Of course she went straight up to Gold-Tree
Without even a glance at the other.
She shoved the cup in her face and said,
“Drink a loving-cup with your mother.”

Gold-Tree just stood there choking,
Not knowing what course she should take,
But the second wife said to Silver-Tree,
“You drink first, for politeness’s sake.”

Silver-Tree put her mouth on the goblet,
Not letting the stuff touch her lip,
But the second wife hit the bottom a smack
So she swallowed a pint at a sip.

Then Silver-Tree swelled up and broke out in spots,
And turned lavender, purple and red,
And then some strange intermediate hues,
And fell flat on her back, stone cold dead.

The second wife was of sensible mind.
Before hopping and skipping with bliss,
She called to the sailors who’d managed the ship
And said, “Here. Do something with this.”

So they rowed way out on the ocean,
Then threw the cadaver in,
And just at that moment, Trout swam by —
He paused and gave her the fin.

Now Gold-Tree and her husband the King
And the wife with long black hair
Lived many years and had a fine old time —
And you know, I left them there.



At the end of this post is a video of this, the folktale/poem/comedy monologue I’ve been doing for twenty-plus years and have never recorded anywhere till now. Editing this video was my first time seeing it from the audience, and I hope you’ll have as much fun as I did.

I wrote this poem in late 2002, based on the folktale of the same name in Celtic Fairy Tales, Joseph Jacobs’ 1892 collection. (To read the original folktale, including the illustrations by John D. Batten that haunted my childhood, please go here:

Also in late 2002, I had been having a great time with the funny poetry of Marriott Edgar (best known for “The Lion and Albert” and its sequels:

Edgar’s work is specifically British and of its era, so, after reading and listening to his poems, I found myself wanting something similarly playful and anarchic, but focused on something important in my own life, and worded in a way that wouldn’t sound strange coming from an American. Then I started crossing it over with one of the more gruesome and intriguing folktales I’d ever read, and this was the result.
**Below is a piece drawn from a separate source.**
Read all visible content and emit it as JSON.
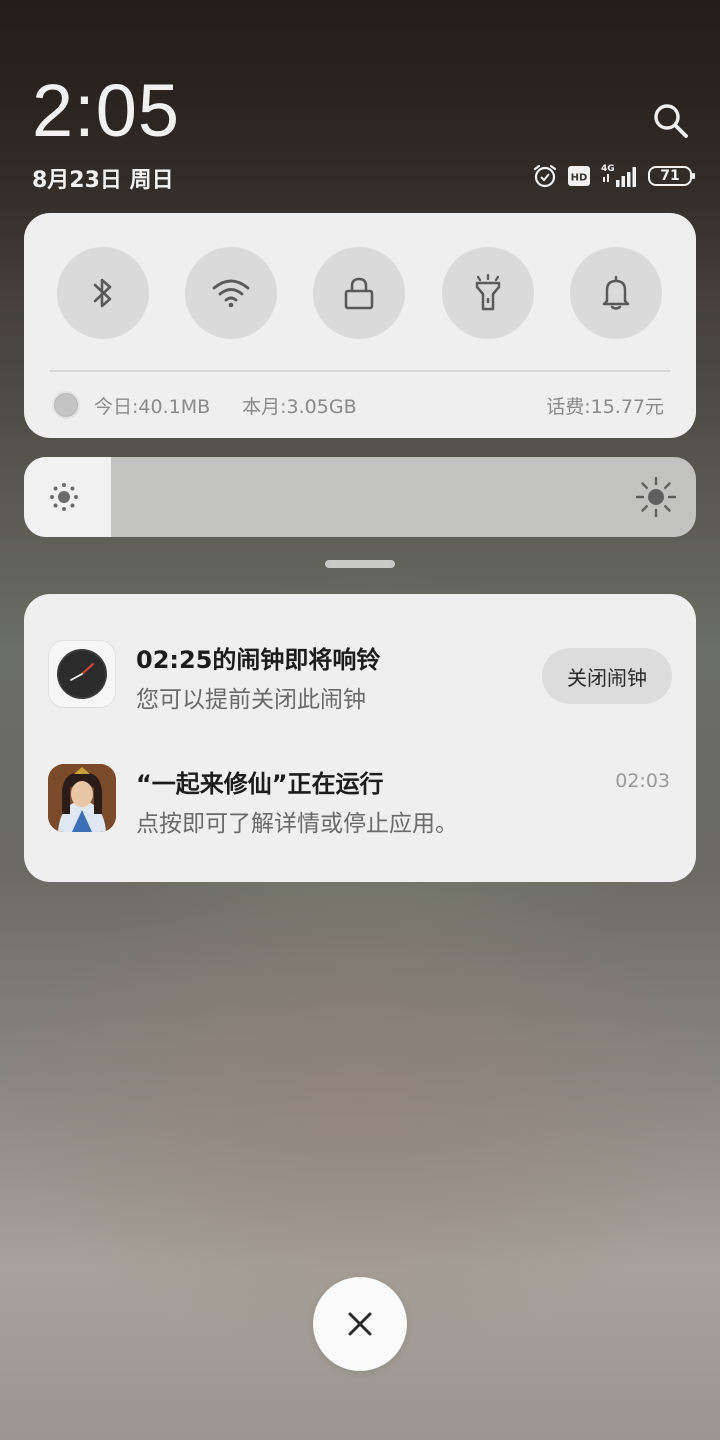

This poem is (c) me, April Grant, but anyone may learn and perform it with my blessing. If you do take me up on that, please email me here or leave a comment on the video, because that would make my day.


  • “Miss Ireland of 800 AD”: actually, this folktale was collected in Scotland, but I didn’t know that at the time I wrote the poem. My apologies for adding to the problem where Americans assume all Celtic countries are Ireland.
  • “as well as of Vitamin D”: according to this journal article, which I should specify is talking about cattle products, “offal also provides considerable amounts of vitamin D.” I haven’t tried to read up on the nutritional value of human liver.
  • “the King of Lochlann”: these days, “Lochlann” means Norway. In earlier times, Irish myths used “Lochlann” as the name of a mystical place beyond the sea, home of strange primordial beings called the Fomorians. In fairy tales like this one, Lochlann seems to me to be a place-holder name for “another kingdom, somewhere over the sea,” so that’s how it’s used here.
  • “Yes, he sang it”: the tune is “The Bold Fisherman.”
  • “You should both stay”: Joseph Jacobs thought this story must date back to pre-Christian times because it’s so matter-of-fact about polyamory. I don’t know if that’s the case, but I like that the characters just go with it.
  • “póg mo thóin”: Irish for “kiss my ass.”
  • “brewing venom, spleen, poison, and Doom”: I was thinking of the line, “Ye monarchs and rulers whose stations ye demean/ Like scorpions ye spew forth your venom and spleen,” from the song “Napoleon’s Dream.”
  • “…they took some stale bread to feed seagulls”: I have since been informed that bread is bad for birds. Don’t give it to gulls (if you can help it).